From a process perspective, all of this technology completely transformed how Michelle runs her business. Now, most of Michelle’s work focuses on advising clients on how to run their business and make optimal financial decisions. Accountants of the future don’t spend any time gathering tax or accounting documents because they’re automatically accessible. Michelle used to spend 60 percent of her time doing this. Now, rather than spending hours, days and weeks on a tax return, she spends minutes.

Michelle reinvested the time gained by implementing the new tool available to her back into her practice. Rather than spending significant dollars on marketing and business development for new clients, Michelle gets matched with prospects from within her software. A profile she sets up about herself includes the types of new clients she desires, and how many. The tool intelligently identifies clients who match her specifications. She then connects to them via video and reviews their materials directly through the solution because they have been automatically uploaded for her prior to their meeting.

Similarly, Michelle’s process for finding new employees connects her to candidates who have the profile, expertise and experience she is looking for.
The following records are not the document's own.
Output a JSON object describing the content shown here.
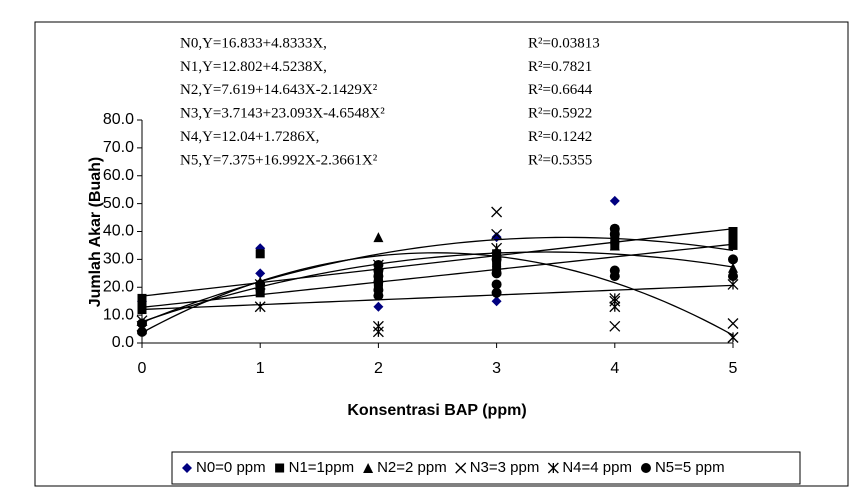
{
  "chart_data": {
    "type": "scatter",
    "ylabel": "Jumlah Akar (Buah)",
    "xlabel": "Konsentrasi BAP (ppm)",
    "xlim": [
      0,
      5
    ],
    "xticks": [
      0,
      1,
      2,
      3,
      4,
      5
    ],
    "ylim": [
      0,
      80
    ],
    "yticks": [
      {
        "value": 0,
        "label": "0.0"
      },
      {
        "value": 10,
        "label": "10.0"
      },
      {
        "value": 20,
        "label": "20.0"
      },
      {
        "value": 30,
        "label": "30.0"
      },
      {
        "value": 40,
        "label": "40.0"
      },
      {
        "value": 50,
        "label": "50.0"
      },
      {
        "value": 60,
        "label": "60.0"
      },
      {
        "value": 70,
        "label": "70.0"
      },
      {
        "value": 80,
        "label": "80.0"
      }
    ],
    "legend": "bottom",
    "annotations": [
      {
        "equation": "N0,Y=16.833+4.8333X,",
        "r2": "R²=0.03813"
      },
      {
        "equation": "N1,Y=12.802+4.5238X,",
        "r2": "R²=0.7821"
      },
      {
        "equation": "N2,Y=7.619+14.643X-2.1429X²",
        "r2": "R²=0.6644"
      },
      {
        "equation": "N3,Y=3.7143+23.093X-4.6548X²",
        "r2": "R²=0.5922"
      },
      {
        "equation": "N4,Y=12.04+1.7286X,",
        "r2": "R²=0.1242"
      },
      {
        "equation": "N5,Y=7.375+16.992X-2.3661X²",
        "r2": "R²=0.5355"
      }
    ],
    "series": [
      {
        "name": "N0=0 ppm",
        "color": "#000080",
        "marker": "diamond",
        "trendline": [
          16.833,
          4.8333
        ],
        "x": [
          0,
          1,
          1,
          2,
          3,
          3,
          4,
          5
        ],
        "values": [
          15,
          34,
          25,
          13,
          15,
          38,
          51,
          30
        ]
      },
      {
        "name": "N1=1ppm",
        "color": "#000000",
        "marker": "square",
        "trendline": [
          12.802,
          4.5238
        ],
        "x": [
          0,
          0,
          0,
          1,
          1,
          1,
          2,
          2,
          2,
          3,
          3,
          3,
          4,
          4,
          4,
          5,
          5,
          5
        ],
        "values": [
          16,
          14,
          12,
          32,
          20,
          18,
          25,
          22,
          20,
          32,
          29,
          26,
          40,
          37,
          35,
          40,
          38,
          35
        ]
      },
      {
        "name": "N2=2 ppm",
        "color": "#000000",
        "marker": "triangle",
        "trendline": [
          7.619,
          14.643,
          -2.1429
        ],
        "x": [
          0,
          1,
          2,
          3,
          4,
          5
        ],
        "values": [
          5,
          22,
          38,
          33,
          35,
          27
        ]
      },
      {
        "name": "N3=3 ppm",
        "color": "#000000",
        "marker": "cross",
        "trendline": [
          3.7143,
          23.093,
          -4.6548
        ],
        "x": [
          0,
          1,
          2,
          3,
          3,
          4,
          5,
          5
        ],
        "values": [
          8,
          21,
          28,
          47,
          39,
          6,
          7,
          2
        ]
      },
      {
        "name": "N4=4 ppm",
        "color": "#000000",
        "marker": "star",
        "trendline": [
          12.04,
          1.7286
        ],
        "x": [
          0,
          1,
          2,
          2,
          3,
          4,
          4,
          4,
          5,
          5
        ],
        "values": [
          6,
          13,
          6,
          4,
          34,
          16,
          13,
          15,
          21,
          2
        ]
      },
      {
        "name": "N5=5 ppm",
        "color": "#000000",
        "marker": "circle",
        "trendline": [
          7.375,
          16.992,
          -2.3661
        ],
        "x": [
          0,
          0,
          1,
          2,
          2,
          2,
          2,
          2,
          2,
          3,
          3,
          3,
          3,
          4,
          4,
          4,
          4,
          5,
          5
        ],
        "values": [
          4,
          7,
          21,
          28,
          26,
          24,
          22,
          19,
          17,
          30,
          25,
          21,
          18,
          41,
          39,
          26,
          24,
          24,
          30
        ]
      }
    ]
  }
}
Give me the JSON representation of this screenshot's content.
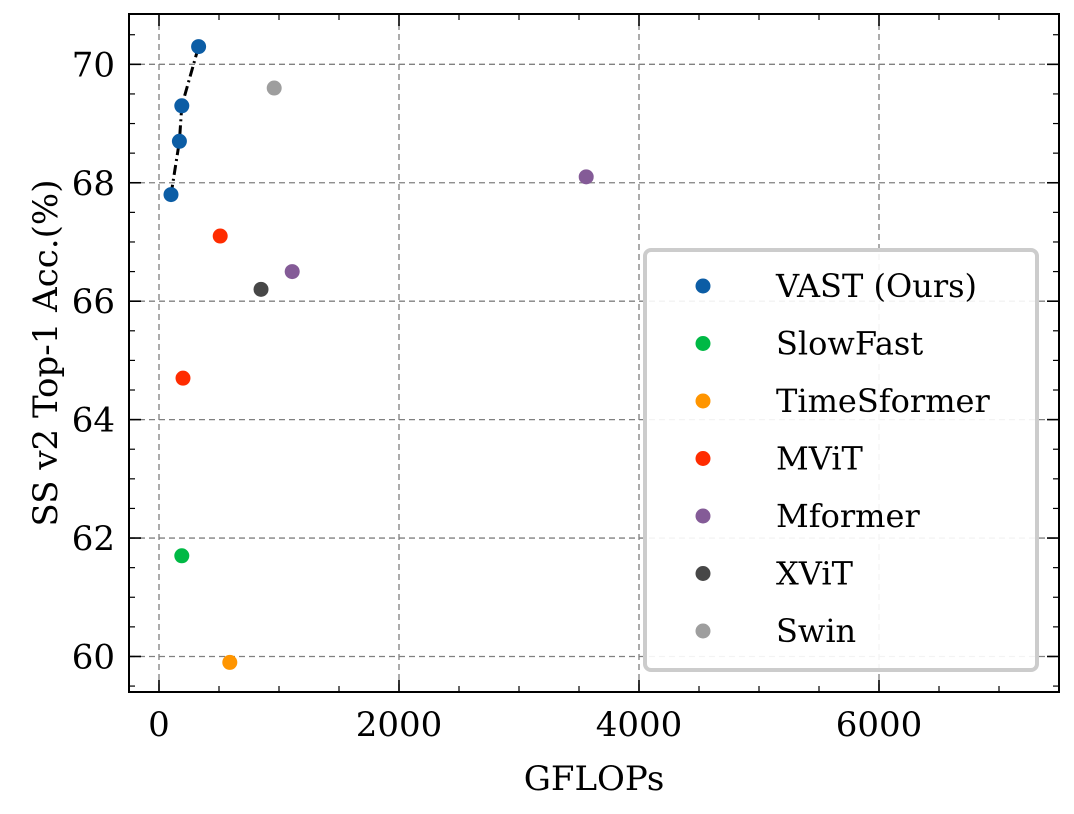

Although she still interviews new staff, her experience is that this process identifies the right candidates nearly 80 percent of the time. These employees can be located anywhere, because, like her tools, they are connected remotely and can communicate with her and her clients through video. This process gives Michelle the resources she needs to grow her business at the rate she aspires to do so.

From a people perspective, Michelle learned that the type of talent she needs to make her firm successful has changed significantly over the past five years. Employees still need accounting expertise, but they also need to be great with clients and good consultants who understand their clients’ wishes, dreams and frustrations.

Michelle recruits from colleges that have transformed their accounting curriculum to train students to be advisors and coaches in addition to accounting and tax experts. She specifically asks for these skills because she and her staff are no longer “in the back room crunching numbers” anymore. The value that she and her firm add is in the advice and coaching they give their clients.

In 2022, Michelle and other accountants are doing the work that they love the most – advising and coaching clients. Michelle embodies the modern accountant of tomorrow who will redefine their role and truly be the trusted advisor that our industry has been talking about for years. Technology will give accountants and tax professionals new tools and processes to help them deliver a new kind of value: The advice and coaching necessary for small businesses to succeed and thrive in the modern economy.